Ling Susu lehnte am Fenster, die rechte Hand an der Wange, ein strahlendes Lächeln auf dem Gesicht.
Der Junge warf ihr einen kurzen Blick zu, ignorierte sie aber wie üblich.
„Ich habe dein Geheimnis entdeckt!“
Unerwarteterweise drehte sich der Junge um, doch Ling Susus Worte veranlassten ihn, innezuhalten, sich erneut umzudrehen und zu ihrem Fenster zu gehen.
Ling Susus Augen strahlten, ihr Lächeln war überaus fröhlich und sie war überglücklich.
Das war das erste Mal, dass der Junge ihr Aufmerksamkeit schenkte.
"Welches Geheimnis?"
Dies war der zweite Satz, den sie den Jungen je hatte sprechen hören; den ersten hatte sie auf Broken Heart Cliff gesagt, den zweiten vor ihrem Fenster.
"Hast du... kein Herz?
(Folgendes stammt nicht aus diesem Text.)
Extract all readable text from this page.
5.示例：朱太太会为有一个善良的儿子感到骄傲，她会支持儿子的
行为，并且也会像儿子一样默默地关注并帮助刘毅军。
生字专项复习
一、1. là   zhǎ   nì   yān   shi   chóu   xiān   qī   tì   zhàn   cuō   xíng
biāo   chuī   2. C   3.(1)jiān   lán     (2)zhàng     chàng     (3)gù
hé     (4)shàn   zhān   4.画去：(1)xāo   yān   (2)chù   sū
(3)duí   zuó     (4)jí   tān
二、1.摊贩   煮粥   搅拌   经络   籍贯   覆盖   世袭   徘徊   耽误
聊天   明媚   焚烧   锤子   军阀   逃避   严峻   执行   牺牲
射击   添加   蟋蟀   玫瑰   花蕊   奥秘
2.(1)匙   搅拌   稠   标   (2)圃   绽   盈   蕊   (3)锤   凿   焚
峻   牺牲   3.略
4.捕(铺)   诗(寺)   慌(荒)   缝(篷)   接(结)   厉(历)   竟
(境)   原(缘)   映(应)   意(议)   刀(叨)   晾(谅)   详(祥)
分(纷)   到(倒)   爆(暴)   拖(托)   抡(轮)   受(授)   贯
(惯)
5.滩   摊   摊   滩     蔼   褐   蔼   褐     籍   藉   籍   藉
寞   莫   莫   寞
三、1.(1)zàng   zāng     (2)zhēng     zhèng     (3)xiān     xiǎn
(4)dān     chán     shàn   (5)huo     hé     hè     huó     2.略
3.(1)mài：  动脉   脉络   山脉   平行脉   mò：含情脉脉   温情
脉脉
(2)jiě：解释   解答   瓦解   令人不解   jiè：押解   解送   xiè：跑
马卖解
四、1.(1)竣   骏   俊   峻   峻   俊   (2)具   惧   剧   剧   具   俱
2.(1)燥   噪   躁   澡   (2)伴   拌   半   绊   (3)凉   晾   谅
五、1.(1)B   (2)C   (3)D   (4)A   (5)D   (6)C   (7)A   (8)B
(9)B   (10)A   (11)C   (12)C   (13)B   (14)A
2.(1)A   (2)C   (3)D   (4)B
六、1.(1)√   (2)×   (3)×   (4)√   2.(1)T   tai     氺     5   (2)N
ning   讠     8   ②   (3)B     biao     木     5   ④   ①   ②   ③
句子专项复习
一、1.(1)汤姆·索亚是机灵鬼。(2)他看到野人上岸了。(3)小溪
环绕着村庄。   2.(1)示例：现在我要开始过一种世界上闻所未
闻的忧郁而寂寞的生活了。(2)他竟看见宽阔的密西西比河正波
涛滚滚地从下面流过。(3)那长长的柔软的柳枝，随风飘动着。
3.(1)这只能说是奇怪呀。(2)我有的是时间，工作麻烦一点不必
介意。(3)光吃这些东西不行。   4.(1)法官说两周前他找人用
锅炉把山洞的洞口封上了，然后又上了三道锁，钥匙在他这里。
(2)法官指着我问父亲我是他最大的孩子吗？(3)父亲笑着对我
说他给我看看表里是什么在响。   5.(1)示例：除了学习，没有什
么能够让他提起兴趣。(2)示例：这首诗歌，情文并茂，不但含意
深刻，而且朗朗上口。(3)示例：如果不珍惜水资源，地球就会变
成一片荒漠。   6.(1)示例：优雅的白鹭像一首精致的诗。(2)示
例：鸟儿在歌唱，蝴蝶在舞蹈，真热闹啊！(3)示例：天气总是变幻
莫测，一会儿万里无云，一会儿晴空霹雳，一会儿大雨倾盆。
Kannst du überhaupt keine Gefühle empfinden?"
Ling Susu streckte ihren schlanken, langstieligen Finger aus und deutete auf das Herz des Jungen.
Der Junge verstummte; einst hatte er daran gezweifelt, dass er kein Herz besaß.
Aber er hatte sich selbst seziert; sein Herz war lebendig und voller Blut, genau wie das eines gewöhnlichen Menschen.
„Ich habe eine tolle Idee, die Ihnen helfen kann!“
Ling Susu hob lächelnd die Hand, als sie den Jungen ansah, und in diesem Moment schien die Zeit stillzustehen.